In the hope that cross-referencing these two maps would be useful, I re-drew the new map on the computer. You can download the map below. Old plot numbers are in black, new plot numbers are in red. In addition, the individual plots are colour coded as the key at top of map. I had hoped that this exercise would show up more clues, but it proved to be of less use than I had hoped, though it may well be useful to someone visiting the graveyard.
Also available are the list of plot owners for the old numbers and for the new map. It may be of interest to some to compare the names on these two lists with Lavonne's grave stone transcriptions, which are also available. I have re-worked Lavonne's transcriptions and have given each a number, in black. Then in red I have inserted the plot number (new list) where it clearly agrees with the new list.
The new list also includes a number pointing to Lavonne's transcriptions.
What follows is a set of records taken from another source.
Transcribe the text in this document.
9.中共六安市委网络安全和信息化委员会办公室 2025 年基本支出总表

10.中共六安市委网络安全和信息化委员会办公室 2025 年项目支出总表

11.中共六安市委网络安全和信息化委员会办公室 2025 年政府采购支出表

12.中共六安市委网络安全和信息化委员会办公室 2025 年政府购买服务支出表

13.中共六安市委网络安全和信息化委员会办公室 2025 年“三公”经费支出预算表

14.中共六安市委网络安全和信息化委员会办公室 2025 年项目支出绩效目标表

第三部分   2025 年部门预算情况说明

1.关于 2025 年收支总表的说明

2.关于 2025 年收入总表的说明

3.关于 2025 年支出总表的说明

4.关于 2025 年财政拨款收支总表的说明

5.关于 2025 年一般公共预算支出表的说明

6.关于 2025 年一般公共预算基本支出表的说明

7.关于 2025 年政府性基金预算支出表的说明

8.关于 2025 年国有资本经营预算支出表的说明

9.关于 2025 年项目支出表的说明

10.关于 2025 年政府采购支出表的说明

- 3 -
As seems to be the case with most of the available records - what appear to be a huge and useful resource ends up by giving a disappointing amount of useful data! It is clear that the listed names are those of the people paying for the plots and not the residents, so it is often not possible to match Lavonnne's records with the plot lists. As a result, the plot lists do not add as much to our knowledge as had been hoped. However, the information is given here as the two lists, combined with the map and Lavonnes's transcriptions may well make much more sense when compared with the actual resident of the plots. There is much here that may repay a dedicated future visitor.